The Comprehensive Peace Accord of 2006 envisaged setting up a transitional justice mechanism with the formation of a Commission for the Investigation of Enforced Disappeared Persons and a Truth and Reconciliation Commission. The commissions were finally formed in 2014, but have lacked teeth because former enemies have served together in coalition governments that have tried to brush war-time atrocities under the carpet.
Read also: The dead, and the dying, Om Astha Rai
The Commission on Enforced Disappearances did draw up a list of 1,334 people who have been missing since the conflict ended in 2006. Less than half of the families of those disappeared by both sides have received compensation.
But, more importantly, most have not been told the truth about whether their relatives are dead or alive, why they were taken away, or where their bodies are. Most families have been living for the past 16 years without closure.
The government had been stalling on implementing a Supreme Court ruling to amend the 2014 transitional justice law, but got the human rights activist turned Minister for Law and Constitutional Affairs Govinda Sharma Bandi last month to present an amendment bill in Parliament.
Human rights activists and conflict groups have held street demonstrations against the proposed bill, which they say is perpetrator-friendly, and would grant amnesty to those responsible for war crimes by both sides during the conflict. Minister Bandi serves in a government led by the Nepali Congress which was in power for most of the conflict years, their coalition partners from the Maoist party which was waging an armed struggle.

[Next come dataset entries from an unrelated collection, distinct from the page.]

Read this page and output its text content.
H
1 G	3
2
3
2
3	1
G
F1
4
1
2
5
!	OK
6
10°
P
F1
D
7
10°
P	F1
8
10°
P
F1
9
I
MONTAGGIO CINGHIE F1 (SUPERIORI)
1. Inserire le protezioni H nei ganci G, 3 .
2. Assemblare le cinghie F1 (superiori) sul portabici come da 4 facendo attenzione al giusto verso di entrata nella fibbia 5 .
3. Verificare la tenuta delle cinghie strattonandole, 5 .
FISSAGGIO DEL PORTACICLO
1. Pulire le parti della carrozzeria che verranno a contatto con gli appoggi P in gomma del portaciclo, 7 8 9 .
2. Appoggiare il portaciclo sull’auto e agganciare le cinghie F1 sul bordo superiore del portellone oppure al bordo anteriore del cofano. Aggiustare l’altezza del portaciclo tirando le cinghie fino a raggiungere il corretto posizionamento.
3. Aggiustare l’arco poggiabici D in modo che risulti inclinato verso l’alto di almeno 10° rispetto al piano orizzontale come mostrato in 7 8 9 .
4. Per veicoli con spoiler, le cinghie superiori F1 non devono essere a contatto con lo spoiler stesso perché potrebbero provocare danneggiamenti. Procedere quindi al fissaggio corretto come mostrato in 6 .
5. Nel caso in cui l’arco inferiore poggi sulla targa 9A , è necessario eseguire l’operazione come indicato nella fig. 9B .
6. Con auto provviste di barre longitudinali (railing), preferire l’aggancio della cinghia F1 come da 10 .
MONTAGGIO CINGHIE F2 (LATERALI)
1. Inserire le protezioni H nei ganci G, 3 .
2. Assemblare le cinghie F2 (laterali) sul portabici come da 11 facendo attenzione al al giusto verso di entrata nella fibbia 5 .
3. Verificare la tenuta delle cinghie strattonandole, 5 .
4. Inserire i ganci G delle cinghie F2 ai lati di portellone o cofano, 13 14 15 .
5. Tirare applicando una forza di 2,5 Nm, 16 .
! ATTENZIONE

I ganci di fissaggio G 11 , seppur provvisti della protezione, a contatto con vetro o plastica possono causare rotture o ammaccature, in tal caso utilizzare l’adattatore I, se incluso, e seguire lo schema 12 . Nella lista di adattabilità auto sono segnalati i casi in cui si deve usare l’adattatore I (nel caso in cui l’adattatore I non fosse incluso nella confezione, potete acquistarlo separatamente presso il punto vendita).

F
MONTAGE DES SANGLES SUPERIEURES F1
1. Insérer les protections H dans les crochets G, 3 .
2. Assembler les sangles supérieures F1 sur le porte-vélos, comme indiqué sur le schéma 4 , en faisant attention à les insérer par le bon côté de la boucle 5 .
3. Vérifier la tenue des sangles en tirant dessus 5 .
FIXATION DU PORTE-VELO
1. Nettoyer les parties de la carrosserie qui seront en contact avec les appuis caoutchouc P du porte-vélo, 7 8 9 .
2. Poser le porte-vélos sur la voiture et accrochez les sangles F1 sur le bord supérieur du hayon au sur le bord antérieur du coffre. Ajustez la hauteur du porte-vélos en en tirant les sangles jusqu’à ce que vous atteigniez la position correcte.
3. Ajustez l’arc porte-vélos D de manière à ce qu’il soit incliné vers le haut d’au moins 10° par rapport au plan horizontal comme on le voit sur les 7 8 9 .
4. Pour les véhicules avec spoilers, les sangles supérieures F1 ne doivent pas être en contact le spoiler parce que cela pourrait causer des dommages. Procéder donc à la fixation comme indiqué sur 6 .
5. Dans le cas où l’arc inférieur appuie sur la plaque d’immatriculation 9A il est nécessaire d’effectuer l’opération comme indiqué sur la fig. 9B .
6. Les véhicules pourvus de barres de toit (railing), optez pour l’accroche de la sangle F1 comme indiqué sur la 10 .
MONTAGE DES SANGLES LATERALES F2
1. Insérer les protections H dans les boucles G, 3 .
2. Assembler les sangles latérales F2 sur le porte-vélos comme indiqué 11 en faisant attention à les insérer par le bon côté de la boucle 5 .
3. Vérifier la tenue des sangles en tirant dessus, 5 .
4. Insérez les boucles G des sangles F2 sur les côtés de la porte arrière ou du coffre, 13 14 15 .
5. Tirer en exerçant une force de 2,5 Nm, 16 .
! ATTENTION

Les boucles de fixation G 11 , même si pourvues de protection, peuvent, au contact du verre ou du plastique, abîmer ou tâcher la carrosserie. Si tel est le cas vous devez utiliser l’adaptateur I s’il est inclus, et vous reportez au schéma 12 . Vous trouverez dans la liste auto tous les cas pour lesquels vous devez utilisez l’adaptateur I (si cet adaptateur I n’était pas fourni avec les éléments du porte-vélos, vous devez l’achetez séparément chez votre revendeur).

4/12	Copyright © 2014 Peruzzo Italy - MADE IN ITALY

Both parties now find themselves on the same side, and appear to have colluded to ensure that the draft bill will allow state security forces and guerrilla commanders who are now in government to not be answerable for torture and disappearances, summary executions, rape and other heinous crimes.
The letter to the UN Secretary-General seeks his good offices to ensure that changes be made to the draft bill so that families and victims receive truth and justice. It reminds the Secretary-General that the United Nations has been a meaningful partner in Nepal’s peace process, which makes it surprising that the respective Special Rapporteurs, the OHCHR and other UN entities have not publicly reacted to the transitional justice bill.
The letter states that the transitional justice bill does not follow the ruling of Nepal’s Supreme Court and goes against international law. It draws attention to the re-definition and distinction between ‘murder’ and ‘cruelly conducted murder’ in the bill, as well as the issues of child soldiers, torture and wartime rape.
‘The amendment bill is designed to provide de facto immunity to perpetrators of both sides,’ the letter states, adding, “we hope that the United Nations will remain engaged on the matter.’
UN Resident Coordinator Richard Howard assured the meeting of human rights conflict victims’ groups (pictured) that the United Nations remained committed to values inherent in the transitional justice process.
Read also: Forgetting to remember, Sahina Shrestha
The letter was signed by Gauri Sankhar Lal Das and Sushil Pyakurel (former commissioners of National Human Rights Commission), Kul Chandra Gautam (Former Assistant Secretary General of the United Nations, Min Bahadur Shahi (Human Rights Alliance), Nani Maya Thapa (NGO Federation of Nepal), Suman Adhikari (Conflict Victim Orphan Society Nepal) and Maina Karki (Conflict Victims’ Common Platform), among others.
It also included victims’ groups, including the Army Single Women and Injured Families Group, Conflict Victims’ Society for Justice, Amar Prahari Pariwar, Conflict Victims’ National Alliance, Discharged People’s Liberation Army Nepal.